I first read about North House Folk School several years ago when I discovered their website.
It seemed like an inspirational place for the teaching of traditional crafts and I marked it down as a place I needed to visit one day. The opportunity finally presented itself and last week I taught a bowlturning class there.It’s a great facility right on the bank of Lake Superior.
We drove up Saturday night arriving at 7pm and worked to 1am getting the lathes set up, poles tied up in the roof and working ready for the students Sunday morning.
In the morning after a brief introduction we axed out bowlblanks and set them on the lathes.
Everyone was focused, I sometimes forget how hard this sort of turning is for folk that are new to it, for me it is just like riding a bike or driving a car, almost unconscious activity, it just happens.
For the students it is a voyage of discovery as they search out that sweet angle to hold the tool where you get the perfect cut. For most it comes and goes but each time they hit the sweet spot it is very gratifying.
We took a break from turning on the second day to forge tools. I remember when I forged my first tools over twenty years ago. I had seen a demonstration of toolmaking by American green woodworker Don Weber. He demystified the process, you don’t need to be a fully trained blacksmith to make good tools, it really is little more than heating your iron in the fire to red hot and bashing it around to get the shape you want. The hardening and tempering is something you can learn in five minutes, certainly a lot easier say than baking a cake.
As Don Weber said to me all those years ago when a tool user becomes a tool maker it is a tremendously empowering experience.
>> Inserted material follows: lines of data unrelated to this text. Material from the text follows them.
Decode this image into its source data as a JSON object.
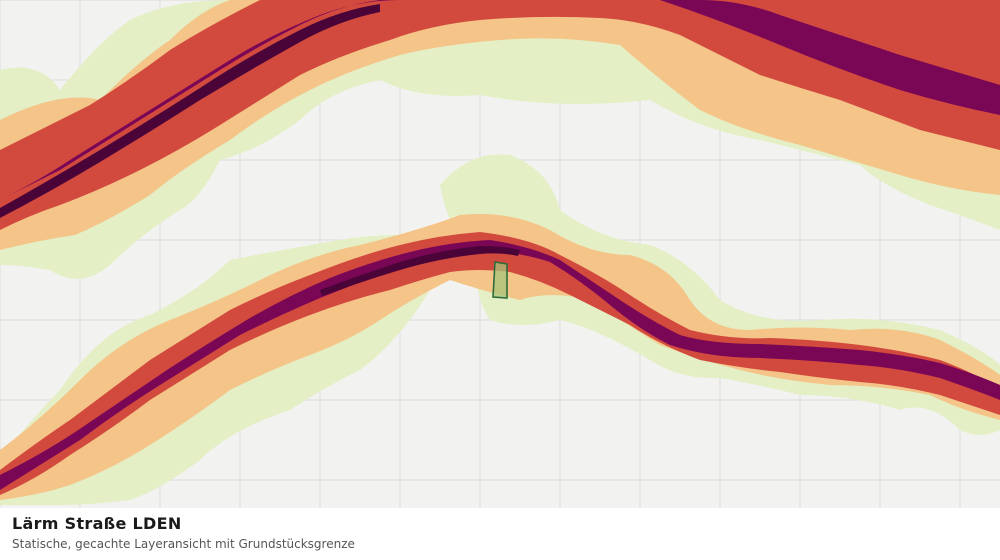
{
  "caption": {
    "title": "Lärm Straße LDEN",
    "subtitle": "Statische, gecachte Layeransicht mit Grundstücksgrenze"
  },
  "map": {
    "layer": "Lärm Straße LDEN",
    "colors": {
      "background": "#f2f3f1",
      "grid": "#dcdedb",
      "noise_low": "#e4efc6",
      "noise_medium": "#f4c488",
      "noise_high": "#d24a3e",
      "noise_very_high": "#7a0656",
      "noise_extreme": "#4a0438",
      "parcel_fill": "#a7c47a",
      "parcel_stroke": "#2f6b38"
    }
  }
}
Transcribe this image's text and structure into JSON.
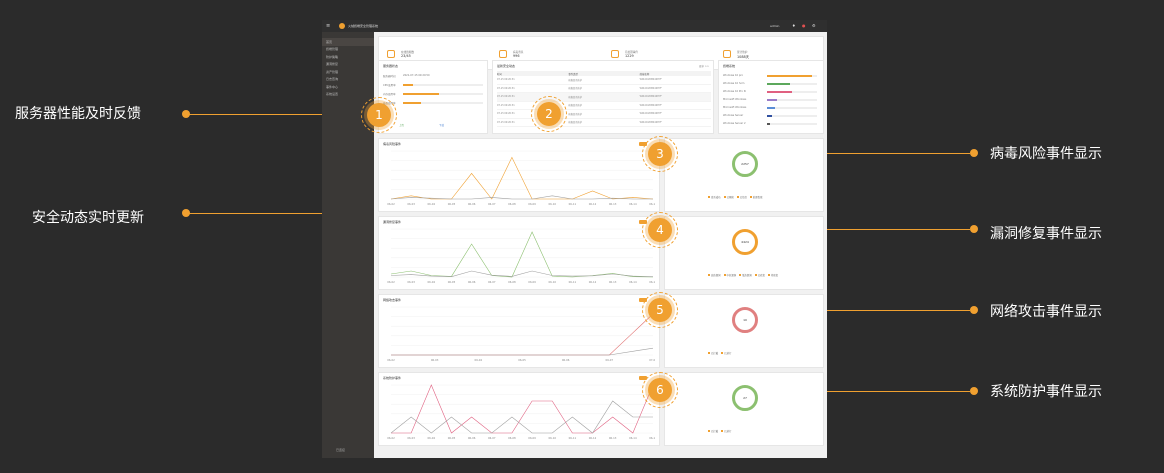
{
  "annotations": {
    "left": [
      "服务器性能及时反馈",
      "安全动态实时更新"
    ],
    "right": [
      "病毒风险事件显示",
      "漏洞修复事件显示",
      "网络攻击事件显示",
      "系统防护事件显示"
    ],
    "badges": [
      "1",
      "2",
      "3",
      "4",
      "5",
      "6"
    ]
  },
  "app": {
    "title": "火绒终端安全管理系统",
    "user": "admin",
    "sidebar": [
      "首页",
      "终端管理",
      "防护策略",
      "漏洞修复",
      "资产管理",
      "日志查询",
      "事件中心",
      "系统设置"
    ],
    "sidebar_footer": "已连接",
    "stats": [
      {
        "label": "在线终端数",
        "value": "23/45"
      },
      {
        "label": "病毒查杀",
        "value": "996"
      },
      {
        "label": "待处理事件",
        "value": "1229"
      },
      {
        "label": "累计防护",
        "value": "1088天"
      }
    ],
    "server": {
      "title": "服务器状态",
      "rows": [
        "服务器时间",
        "CPU使用率",
        "内存使用率",
        "磁盘使用率"
      ],
      "time": "2021-07-15 09:20:50",
      "cpu": 0.12,
      "mem": 0.45,
      "disk": 0.22,
      "net_up": "上传",
      "net_down": "下载"
    },
    "events": {
      "title": "最新安全动态",
      "more": "更多 >>",
      "cols": [
        "时间",
        "事件类型",
        "终端名称"
      ],
      "rows": [
        [
          "07-15 09:20:31",
          "病毒查杀防护",
          "WIN-XC2DBS4KH7F"
        ],
        [
          "07-15 09:20:31",
          "病毒查杀防护",
          "WIN-XC2DBS4KH7F"
        ],
        [
          "07-15 09:20:31",
          "病毒查杀防护",
          "WIN-XC2DBS4KH7F"
        ],
        [
          "07-15 09:20:31",
          "病毒查杀防护",
          "WIN-XC2DBS4KH7F"
        ],
        [
          "07-15 09:20:31",
          "病毒查杀防护",
          "WIN-XC2DBS4KH7F"
        ],
        [
          "07-15 09:20:31",
          "病毒查杀防护",
          "WIN-XC2DBS4KH7F"
        ]
      ]
    },
    "os": {
      "title": "终端系统",
      "items": [
        {
          "name": "Windows 10 pro",
          "v": 0.9,
          "c": "#f0a030"
        },
        {
          "name": "Windows 10 hom",
          "v": 0.45,
          "c": "#5ca85c"
        },
        {
          "name": "Windows 10 Pro N",
          "v": 0.5,
          "c": "#e06080"
        },
        {
          "name": "Microsoft Windows",
          "v": 0.2,
          "c": "#9a7cc8"
        },
        {
          "name": "Microsoft Windows",
          "v": 0.15,
          "c": "#5b8dd6"
        },
        {
          "name": "Windows Server",
          "v": 0.1,
          "c": "#3050a0"
        },
        {
          "name": "Windows Server 2",
          "v": 0.05,
          "c": "#555"
        }
      ]
    },
    "panels": [
      {
        "title": "病毒风险事件",
        "ring": "2257",
        "ring_color": "#8cc070",
        "legend": [
          "查杀成功",
          "已隔离",
          "已信任",
          "处理失败"
        ]
      },
      {
        "title": "漏洞修复事件",
        "ring": "4424",
        "ring_color": "#f0a030",
        "legend": [
          "高危漏洞",
          "中危漏洞",
          "低危漏洞",
          "已修复",
          "待修复"
        ]
      },
      {
        "title": "网络攻击事件",
        "ring": "10",
        "ring_color": "#e08080",
        "legend": [
          "已拦截",
          "已放行"
        ]
      },
      {
        "title": "系统防护事件",
        "ring": "27",
        "ring_color": "#8cc070",
        "legend": [
          "已拦截",
          "已放行"
        ]
      }
    ]
  },
  "chart_data": [
    {
      "type": "line",
      "title": "病毒风险事件",
      "x": [
        "06-02",
        "06-03",
        "06-04",
        "06-05",
        "06-06",
        "06-07",
        "06-08",
        "06-09",
        "06-10",
        "06-11",
        "06-12",
        "06-13",
        "06-14",
        "06-15"
      ],
      "series": [
        {
          "values": [
            0,
            20,
            0,
            0,
            160,
            0,
            260,
            0,
            0,
            0,
            50,
            0,
            10,
            0
          ]
        },
        {
          "values": [
            0,
            10,
            5,
            0,
            0,
            10,
            0,
            0,
            20,
            0,
            0,
            5,
            0,
            0
          ]
        }
      ],
      "ylim": [
        0,
        300
      ]
    },
    {
      "type": "line",
      "title": "漏洞修复事件",
      "x": [
        "06-02",
        "06-03",
        "06-04",
        "06-05",
        "06-06",
        "06-07",
        "06-08",
        "06-09",
        "06-10",
        "06-11",
        "06-12",
        "06-13",
        "06-14",
        "06-15"
      ],
      "series": [
        {
          "values": [
            100,
            200,
            50,
            20,
            1100,
            50,
            0,
            1500,
            30,
            0,
            50,
            120,
            10,
            0
          ]
        },
        {
          "values": [
            50,
            80,
            30,
            10,
            200,
            60,
            20,
            200,
            50,
            30,
            40,
            100,
            30,
            10
          ]
        }
      ],
      "ylim": [
        0,
        1600
      ]
    },
    {
      "type": "line",
      "title": "网络攻击事件",
      "x": [
        "06-02",
        "06-03",
        "06-04",
        "06-05",
        "06-06",
        "06-07",
        "07-01"
      ],
      "series": [
        {
          "values": [
            0,
            0,
            0,
            0,
            0,
            0,
            30
          ]
        },
        {
          "values": [
            0,
            0,
            0,
            0,
            0,
            0,
            5
          ]
        }
      ],
      "ylim": [
        0,
        35
      ]
    },
    {
      "type": "line",
      "title": "系统防护事件",
      "x": [
        "06-02",
        "06-03",
        "06-04",
        "06-05",
        "06-06",
        "06-07",
        "06-08",
        "06-09",
        "06-10",
        "06-11",
        "06-12",
        "06-13",
        "06-14",
        "06-15"
      ],
      "series": [
        {
          "values": [
            0,
            0,
            3,
            0,
            1,
            0,
            0,
            2,
            2,
            0,
            0,
            1,
            0,
            3
          ]
        },
        {
          "values": [
            0,
            1,
            0,
            1,
            0,
            0,
            1,
            0,
            0,
            1,
            0,
            2,
            1,
            1
          ]
        }
      ],
      "ylim": [
        0,
        3
      ]
    }
  ]
}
I ticked another thing off my “must do sometime” list because Peter Follansbee was on the course. We have coresponded for many years but not met up. Here he is turning with Jarrod and Roger Abrahamson, both talented bowlturners looking on.
in the evenings the workshop stays open and on the first evening after all the students finished Peter Jarrod and I turned bowls, carved spoons and put the world to rights. Peter really is a very very funny guy.and on the second evening I gave a talk entitled adventures in traditional woodworking, several of my friends were dozing off, their excuse was that there was no air in the room and they had read it all on the blog anyway.Toward the end of the class when everyone was getting tired we also did a bit of theory, helping folk to understand the three planes of shrinkage within timber and how they relate to good bowl design.It was the first time I have taught a bowlturning class to a group like this so I was rather feeling my way along. I am sure there would be things I would do differently another time but everyone went home with some bowls and tools they had made and hopefully the knowledge on how to make more themselves at home. I have very fond memories of a fun group of people and a great place, I hope to be back.
Last couple of photos, I share with Peter a love of the natural world and particularly bird life. He pointed out cedar waxwings to me, not just an odd one but huge flocks. They strip the berries from rowan trees much as redwings and fieldfares do at home. Its a poor photo of a beautiful bird but shows the numbers.and here is a chipmonk, these sorts of creatures are the things that are very ordinary but when you don’t get them at home they are real cuties.Other highlights so far have been hearing wolves howling, a coyote pack in full voice and seeing a bald eagle, oh and of course Lake Superior itself, the largest fresh water lake in the world, pretty impressive.